Abstract

Early intervention to prevent premature mortality is vital for adults with congenital heart defects (CHD). Anatomic complexity and comorbid conditions are thought to contribute to CHD mortality. Since hypertension (HTN) and heart failure (HF) are the comorbid conditions among the most prevalent causes of death in the United States, and commonly accompany CHD, it is crucial to evaluate whether they are reliable predictors of mortality for adults with CHD (ACHD) independent of anatomic CHD complexity. A retrospective cross-sectional analysis of ACHD, aged 18–64, with concomitant HTN and/or HF and at least one health care encounter during 2008–2010 were assessed.
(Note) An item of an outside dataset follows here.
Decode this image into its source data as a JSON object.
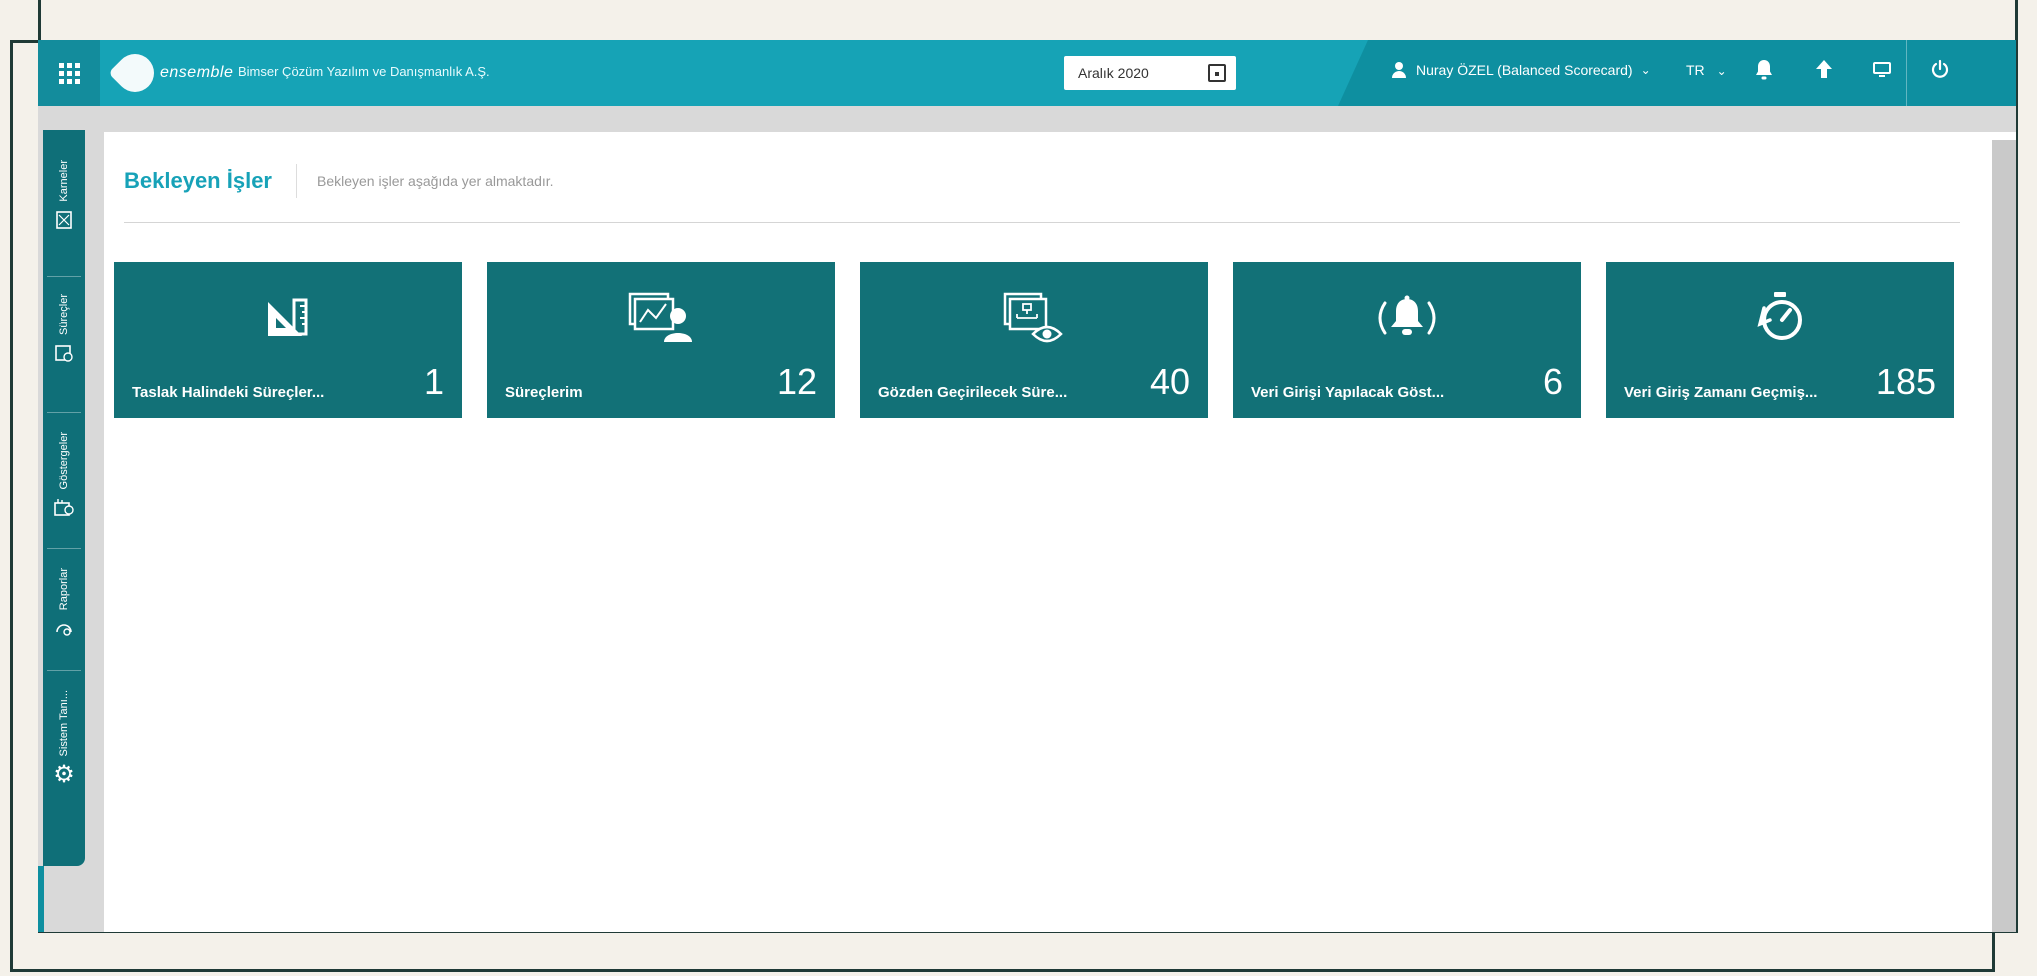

Of 5,397 ACHD patients (18.3% HTN without HF, 4.4% HF without HTN, 8.3% with both), 3.0% died (n = 163) during the study period. Overall, the sample was 45.1% white, 61.4% female, and 29.0% had a complex CHD. Among those who died, 23.3% had HTN without HF, 17.2% had HF without HTN, and 42.3% had both. Crude analyses revealed that older age, male gender, black race, and having public health insurance were associated with increased mortality during the three-year study period compared to ACHD patients who were younger, female gender, white race, and covered by private health insurance. ACHD patients diagnosed with non-complex CHD lesions (i.e., shunts, valves, or shunts + valves) were at greater risk of dying compared to those with severe complex CHDs. When CHD type was assessed separately, those with valve lesions were more likely to die compared to those with complex CHD lesions. After adjustment for age, gender, race, insurance and CHD complexity, ACHD patients with HF, with or without HTN, were equally likely to die during the study period. However, ACHD patients with HF, without or without HTN, who had valve defects were more likely to die during the three-year study period compared to patients with complex CHDs.